Concept-wise, MJP is exciting too - they offer various plates on the always-changing menu, from which you can pick small or large options and pretty much structure your own tasting menu.
If you'd like an actual tasting menu, you can have that too - just ask and the team will craft one for you at a cost of £80pp.
We decided we'd kick off with an MJP sourdough loaf (£6), along with small plates of seaweed-cured salmon (£11) and seabream (£11).
Bread, for me at least, is always a good indicator of the quality of an eatery, and the sourdough was fantastic - warm, soft and crunchy, with a delicious Abernethy butter.
A couple of amuse bouches went down well too - little cheese and truffle gourgeres, all rich and indulgent.
Meanwhile the salmon, served with buttermilk, caviar and dill, was as pretty as a picture - it seemed a terrible shame to fork it, but fork it I did.
And it was delicious, wonderfully soft and tender, with the richness of the buttermilk working splendidly with the herby dill and salty caviar.
The seabream, too, was a terribly photogenic plate. A goodly slice of fish, cooked perfectly, with onion seeds atop its skin to bring crunch and flavour, while a chickpea ragu, spinach and miso emulsion added savoury, sweet and salty flavours and textures, plus a kick of freshness.
For our mains, in our own personal menu, we'd decided to go with both meat plate options - the Hannan Sirloin (£26) and the pork belly and cheek (£25).
Let's start with the pork. This came served with choucroute (a type of sauerkraut), burnt apple and cider sauce.
The highlight for us was the cheek - as tender as a kiss from your mother, and a joy to eat. The belly too, was tasty, and worked well with the classic apple and cider flavours.
To our taste the choucroute was perhaps a touch too acidic, but given the sweet flavours elsewhere on the plate, you can't argue with the logic.
The sirloin, meanwhile, was the dish of the night. The sort of plate with which you can make others jealous simply by sending them a picture, this was a quartet of perfectly pink slices, sat atop a red wine sauce, encircled with a truffled parsnip puree and flanked by little parsley gnocchi.

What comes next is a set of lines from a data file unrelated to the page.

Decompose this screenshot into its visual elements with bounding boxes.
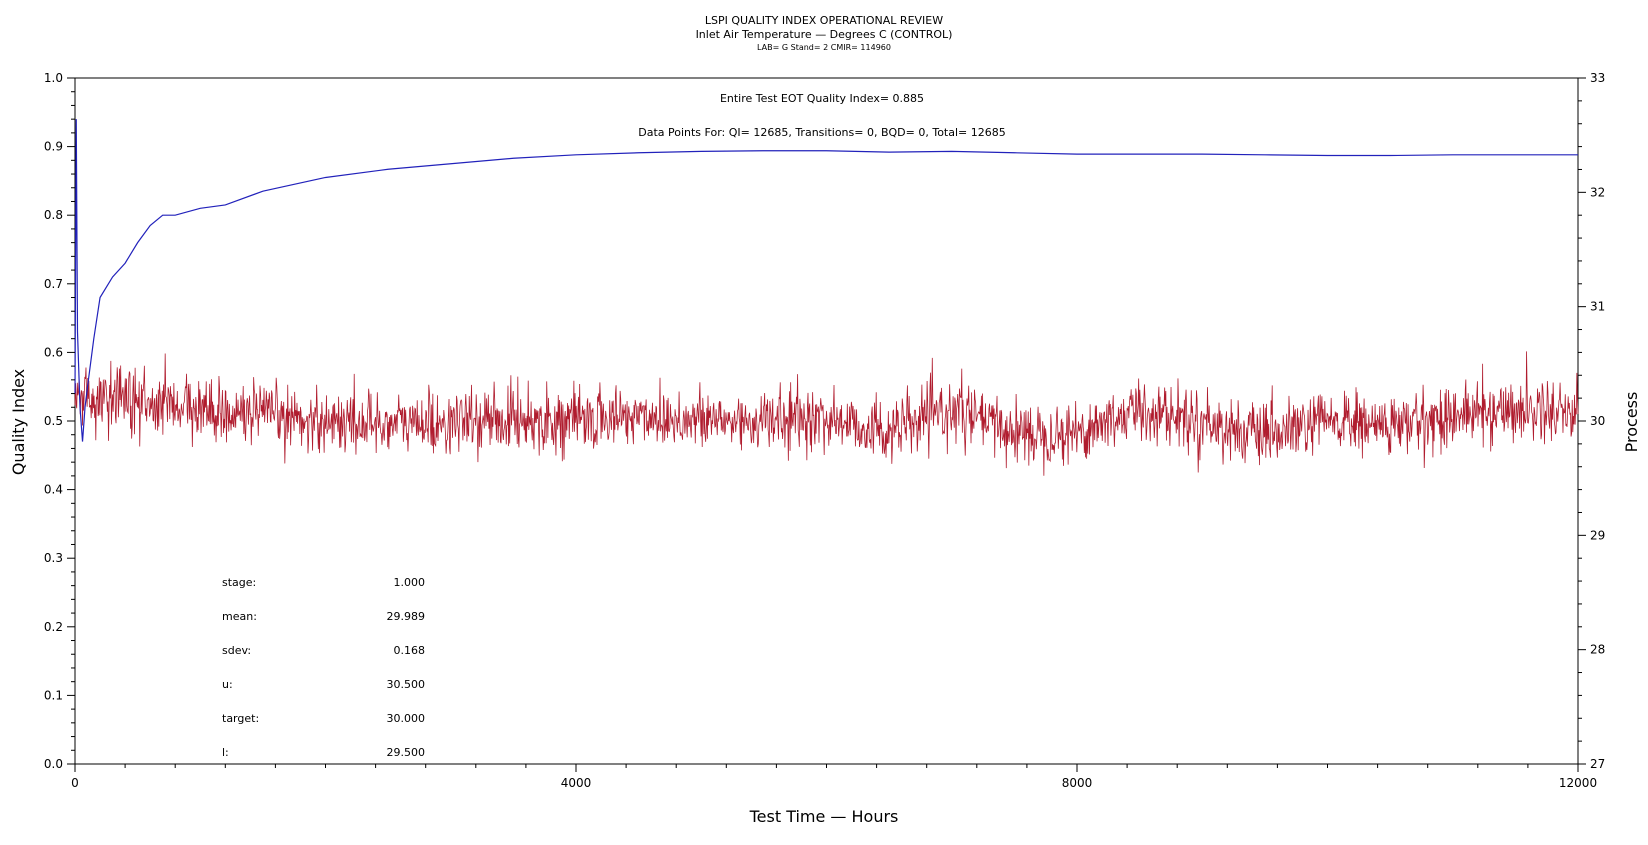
stat-label: target: xyxy=(222,712,259,725)
stat-value: 1.000 xyxy=(394,576,426,589)
chart-subtitle-2: LAB= G Stand= 2 CMIR= 114960 xyxy=(757,43,891,52)
stat-label: stage: xyxy=(222,576,256,589)
data-points-annotation: Data Points For: QI= 12685, Transitions=… xyxy=(638,126,1006,139)
y-tick-label: 0.9 xyxy=(44,140,63,154)
x-axis-label: Test Time — Hours xyxy=(749,807,899,826)
stat-label: u: xyxy=(222,678,233,691)
stat-value: 30.000 xyxy=(387,712,426,725)
stat-value: 30.500 xyxy=(387,678,426,691)
x-tick-label: 8000 xyxy=(1062,776,1093,790)
y2-axis-label: Process xyxy=(1622,392,1641,453)
stat-label: mean: xyxy=(222,610,257,623)
y-tick-label: 0.4 xyxy=(44,483,63,497)
stat-label: l: xyxy=(222,746,229,759)
quality-index-series-line xyxy=(74,119,1578,442)
y-tick-label: 0.6 xyxy=(44,345,63,359)
eot-quality-index-annotation: Entire Test EOT Quality Index= 0.885 xyxy=(720,92,924,105)
stat-value: 29.500 xyxy=(387,746,426,759)
y-tick-label: 0.0 xyxy=(44,757,63,771)
stat-value: 0.168 xyxy=(394,644,426,657)
y2-tick-label: 28 xyxy=(1590,643,1605,657)
process-series-line xyxy=(74,351,1579,476)
y-tick-label: 1.0 xyxy=(44,71,63,85)
x-tick-label: 0 xyxy=(71,776,79,790)
y2-tick-label: 32 xyxy=(1590,185,1605,199)
y2-tick-label: 27 xyxy=(1590,757,1605,771)
chart-title: LSPI QUALITY INDEX OPERATIONAL REVIEW xyxy=(705,14,943,27)
y-tick-label: 0.2 xyxy=(44,620,63,634)
y-tick-label: 0.8 xyxy=(44,208,63,222)
y2-tick-label: 30 xyxy=(1590,414,1605,428)
y-tick-label: 0.5 xyxy=(44,414,63,428)
y-tick-label: 0.7 xyxy=(44,277,63,291)
y2-tick-label: 31 xyxy=(1590,300,1605,314)
x-tick-label: 4000 xyxy=(561,776,592,790)
series-group xyxy=(74,119,1579,476)
y-axis-label: Quality Index xyxy=(9,369,28,475)
stat-label: sdev: xyxy=(222,644,251,657)
x-tick-label: 12000 xyxy=(1559,776,1597,790)
axes-group: 0.0 0.1 0.2 0.3 0.4 0.5 0.6 0.7 0.8 0.9 1.0 27 28 29 3… xyxy=(44,71,1605,790)
y2-tick-label: 33 xyxy=(1590,71,1605,85)
stats-block: stage: 1.000 mean: 29.989 sdev: 0.168 u:… xyxy=(222,576,425,759)
chart-subtitle: Inlet Air Temperature — Degrees C (CONTR… xyxy=(696,28,953,41)
stat-value: 29.989 xyxy=(387,610,426,623)
y-tick-label: 0.1 xyxy=(44,688,63,702)
y2-tick-label: 29 xyxy=(1590,528,1605,542)
y-tick-label: 0.3 xyxy=(44,551,63,565)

Everything there for a reason, all adding to the eating. Those parsley gnocchi were tremendous - all crunchy outer and fluffy inner - while the beef melted to the knife's touch. A wonderful plate of food.
A note too, for the lovely parmentier potatoes (£5) and, again, the wine recommendation from the team - an excellent drop of Domaine de Gournier 'La Savetiere' (£8) which really complemented both mains.

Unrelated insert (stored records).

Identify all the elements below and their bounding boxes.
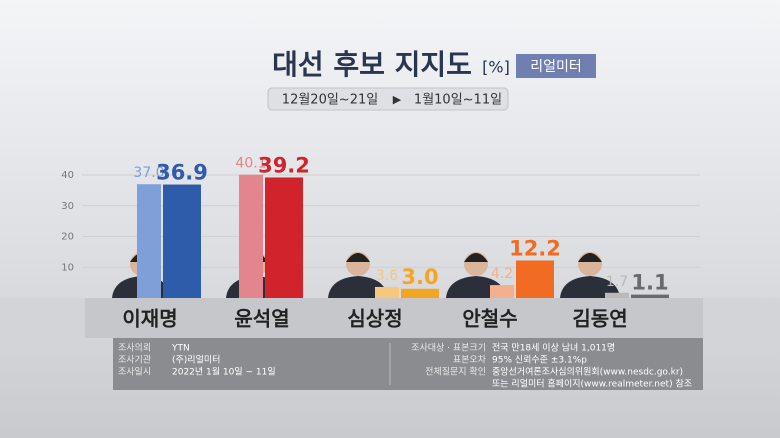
value-label: 4.2 (491, 266, 513, 282)
photo-body (328, 276, 388, 298)
value-label: 40.1 (235, 156, 266, 172)
value-label: 1.7 (606, 274, 628, 290)
info-key: 조사일시 (118, 367, 151, 378)
info-key: 조사기관 (118, 355, 151, 366)
legend-entry: 12월20일~21일 (282, 93, 378, 108)
info-box (113, 338, 703, 390)
y-tick-label: 10 (61, 262, 74, 273)
unit: [%] (482, 58, 510, 77)
source-badge: 리얼미터 (530, 59, 582, 75)
bar (137, 184, 161, 298)
bar (265, 177, 303, 298)
info-key: 조사의뢰 (118, 343, 151, 354)
name-band (85, 298, 703, 338)
bar (163, 184, 201, 298)
legend-entry: 1월10일~11일 (414, 93, 502, 108)
bar (516, 260, 554, 298)
bar (605, 292, 629, 298)
photo-hair (464, 253, 488, 262)
badge-box (516, 54, 596, 78)
category-label: 안철수 (462, 307, 517, 331)
value-label: 3.0 (401, 265, 438, 289)
category-label: 김동연 (572, 307, 627, 331)
info-key: 표본오차 (453, 354, 487, 366)
info-note: 또는 리얼미터 홈페이지(www.realmeter.net) 참조 (492, 378, 692, 390)
bar (631, 294, 669, 298)
value-label: 3.6 (376, 268, 398, 284)
value-label: 36.9 (156, 161, 208, 185)
legend-arrow: ▶ (393, 93, 402, 106)
info-key: 전체질문지 확인 (425, 366, 486, 378)
category-label: 심상정 (347, 307, 402, 331)
photo-body (560, 276, 620, 298)
chart-title: 대선 후보 지지도 (272, 48, 472, 81)
info-value: 중앙선거여론조사심의위원회(www.nesdc.go.kr) (492, 366, 683, 378)
value-label: 1.1 (631, 271, 668, 295)
bar (239, 174, 263, 298)
bar (490, 285, 514, 298)
bar (401, 288, 439, 298)
photo-hair (578, 253, 602, 262)
value-label: 12.2 (509, 236, 561, 260)
info-value: 전국 만18세 이상 남녀 1,011명 (492, 343, 615, 354)
y-tick-label: 40 (61, 170, 74, 181)
value-label: 37.0 (133, 165, 164, 181)
info-key: 조사대상 · 표본크기 (411, 343, 486, 354)
bar (375, 286, 399, 298)
value-label: 39.2 (258, 153, 310, 177)
y-tick-label: 20 (61, 232, 74, 243)
info-value: YTN (171, 344, 190, 354)
info-value: 2022년 1월 10일 ~ 11일 (172, 366, 276, 378)
info-value: (주)리얼미터 (172, 355, 220, 366)
y-tick-label: 30 (61, 201, 74, 212)
photo-hair (346, 253, 370, 262)
category-label: 이재명 (122, 307, 177, 331)
info-value: 95% 신뢰수준 ±3.1%p (492, 355, 587, 366)
legend-box (267, 87, 509, 111)
category-label: 윤석열 (234, 307, 289, 331)
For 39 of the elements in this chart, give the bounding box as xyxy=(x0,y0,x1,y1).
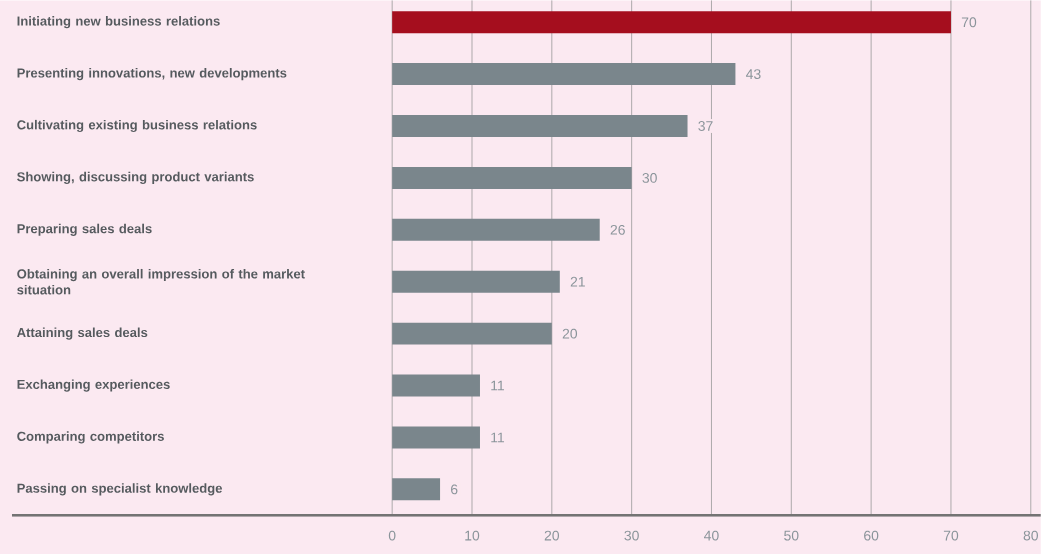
bar xyxy=(392,166,632,189)
data-label: 20 xyxy=(562,328,578,339)
y-tick-label: Preparing sales deals xyxy=(17,223,152,236)
y-tick-label: Showing, discussing product variants xyxy=(17,171,254,184)
bar xyxy=(392,11,951,34)
data-label: 6 xyxy=(451,484,458,495)
data-label: 26 xyxy=(610,224,625,235)
y-tick-label: Presenting innovations, new developments xyxy=(17,67,287,81)
x-tick-label: 20 xyxy=(544,530,560,541)
bar xyxy=(392,374,480,397)
data-label: 11 xyxy=(491,380,505,391)
data-label: 43 xyxy=(745,69,761,79)
bar xyxy=(392,270,560,293)
y-tick-label: Exchanging experiences xyxy=(17,379,170,392)
bar xyxy=(392,322,552,345)
y-tick-label: Initiating new business relations xyxy=(17,15,220,29)
bar xyxy=(392,426,480,449)
x-tick-label: 10 xyxy=(465,530,480,541)
x-tick-label: 60 xyxy=(864,530,879,541)
y-tick-label: Passing on specialist knowledge xyxy=(17,483,223,496)
x-tick-label: 40 xyxy=(704,530,719,541)
data-label: 21 xyxy=(570,276,585,287)
data-label: 70 xyxy=(961,17,977,28)
y-tick-label: Cultivating existing business relations xyxy=(17,119,257,133)
y-tick-label: Obtaining an overall impression of the market situation xyxy=(17,268,305,295)
x-tick-label: 30 xyxy=(624,530,639,541)
bar xyxy=(392,478,441,501)
x-tick-label: 0 xyxy=(388,530,396,541)
data-label: 30 xyxy=(642,172,657,183)
x-tick-label: 80 xyxy=(1023,530,1039,541)
y-tick-label: Comparing competitors xyxy=(17,431,164,444)
bar xyxy=(392,63,736,85)
bar xyxy=(392,218,600,241)
x-tick-label: 70 xyxy=(943,530,959,541)
data-label: 37 xyxy=(698,120,713,131)
x-tick-label: 50 xyxy=(784,530,799,541)
data-label: 11 xyxy=(491,432,505,443)
y-tick-label: Attaining sales deals xyxy=(17,327,148,340)
bar xyxy=(392,114,688,137)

Onwards then, to the sweet plates. Here we went for the tosier chocolate, served with miso and brown butter (£12), plus the Baron Bigod cheesecake with ginger, quince and pear (£10).
Liz loved the chocolate fondant, while I thought the cheesecake was very clever - a properly cheesy hit from the bold, brash bigod, offset with the sweetness and whack of heat from the ginger cubes. Excellent.
We capped the night - as is our wont - with an espresso martini (£11) before heading for our lodgings and hound.
MJP lay on breakfast for overnight guests too, and this was a cracking way to start the following morning - orange juice, yoghurt and pain au chocolate, followed by a cooked breakfast, should you require it. We did, of course.
As with bread, I always think breakfast is a mark of a place and this one, crafted from clearly quality produce, left a good impression. Cooking up some extra sausages for our hound also left a good impression.
With that, it was out into the cold morning for a stroll across Fen Ditton's fields before the short drive home.
In conclusion then, MJP is an impressive offering. We loved the concept, and the feel of the place.
The star, of course, is the food. Confident cooking with precision, presentation and flavour at its core.
Very good things in an unexpected place - but now you know where to find it.